Do I need an expensive slant board for these exercises?
No — a mid-range board at ~$45–$60 is fully adequate for every exercise in this guide. The KZEBRA at ~$45 and the StrongTek Professional at ~$60 both cover the 15°–35° angle range used across all protocols, with sufficient stability for single-leg loading and weight capacity for any loaded calf raise or squat variation. The expensive boards (Shogun VMO Pro at ~$100) are justified for ATG and step-up training, not for rehabilitation stretching. The cheap boards (unbranded pine under $25) are not recommended — they lack the angle precision and surface stability that rehab protocols require. See the full equipment review at Best Slant Boards for Home Use.

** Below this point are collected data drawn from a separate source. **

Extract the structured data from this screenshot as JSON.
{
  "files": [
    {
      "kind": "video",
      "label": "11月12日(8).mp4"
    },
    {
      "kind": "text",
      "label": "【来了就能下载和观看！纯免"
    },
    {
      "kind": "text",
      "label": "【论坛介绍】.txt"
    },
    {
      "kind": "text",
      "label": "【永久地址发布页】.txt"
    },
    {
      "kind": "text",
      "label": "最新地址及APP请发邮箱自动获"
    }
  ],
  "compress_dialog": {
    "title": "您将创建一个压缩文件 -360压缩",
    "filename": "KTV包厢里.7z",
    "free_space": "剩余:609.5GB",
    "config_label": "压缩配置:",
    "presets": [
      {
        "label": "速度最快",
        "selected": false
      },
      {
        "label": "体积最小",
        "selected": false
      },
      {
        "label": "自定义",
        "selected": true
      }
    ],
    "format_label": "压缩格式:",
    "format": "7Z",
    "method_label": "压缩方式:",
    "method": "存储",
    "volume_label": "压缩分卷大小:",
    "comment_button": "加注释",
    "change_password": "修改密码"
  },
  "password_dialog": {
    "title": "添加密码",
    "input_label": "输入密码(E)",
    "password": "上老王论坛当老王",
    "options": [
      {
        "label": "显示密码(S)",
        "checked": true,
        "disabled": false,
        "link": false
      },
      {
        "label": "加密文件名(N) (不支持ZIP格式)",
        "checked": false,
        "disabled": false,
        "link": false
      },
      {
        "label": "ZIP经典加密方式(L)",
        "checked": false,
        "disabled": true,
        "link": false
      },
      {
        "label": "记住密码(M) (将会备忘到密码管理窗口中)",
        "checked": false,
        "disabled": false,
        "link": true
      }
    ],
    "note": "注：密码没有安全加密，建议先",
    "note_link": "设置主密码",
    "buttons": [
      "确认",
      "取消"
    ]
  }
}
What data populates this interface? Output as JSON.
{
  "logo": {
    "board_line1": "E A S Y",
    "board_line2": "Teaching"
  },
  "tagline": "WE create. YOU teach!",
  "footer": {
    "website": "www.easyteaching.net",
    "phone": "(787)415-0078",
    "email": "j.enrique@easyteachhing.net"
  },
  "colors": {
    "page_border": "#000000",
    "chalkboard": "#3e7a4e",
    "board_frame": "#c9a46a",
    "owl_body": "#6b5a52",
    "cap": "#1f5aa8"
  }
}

18 Exercises, Four Conditions, One Tool

The slant board appears in physiotherapy clinics worldwide because it solves a specific mechanical problem with precision: it places the ankle, calf, Achilles, plantar fascia, and knee in exactly the loaded positions that drive tissue adaptation. The exercises in this guide represent the clinically-supported core of what that tool can do — from acute Achilles rehab through advanced ATG squat development.

The single most important variable is consistency. These protocols work when performed as prescribed, for the full programme length. Pick the protocol that matches your condition, commit to it for 12 weeks, and track your pain score every session. The board does the rest.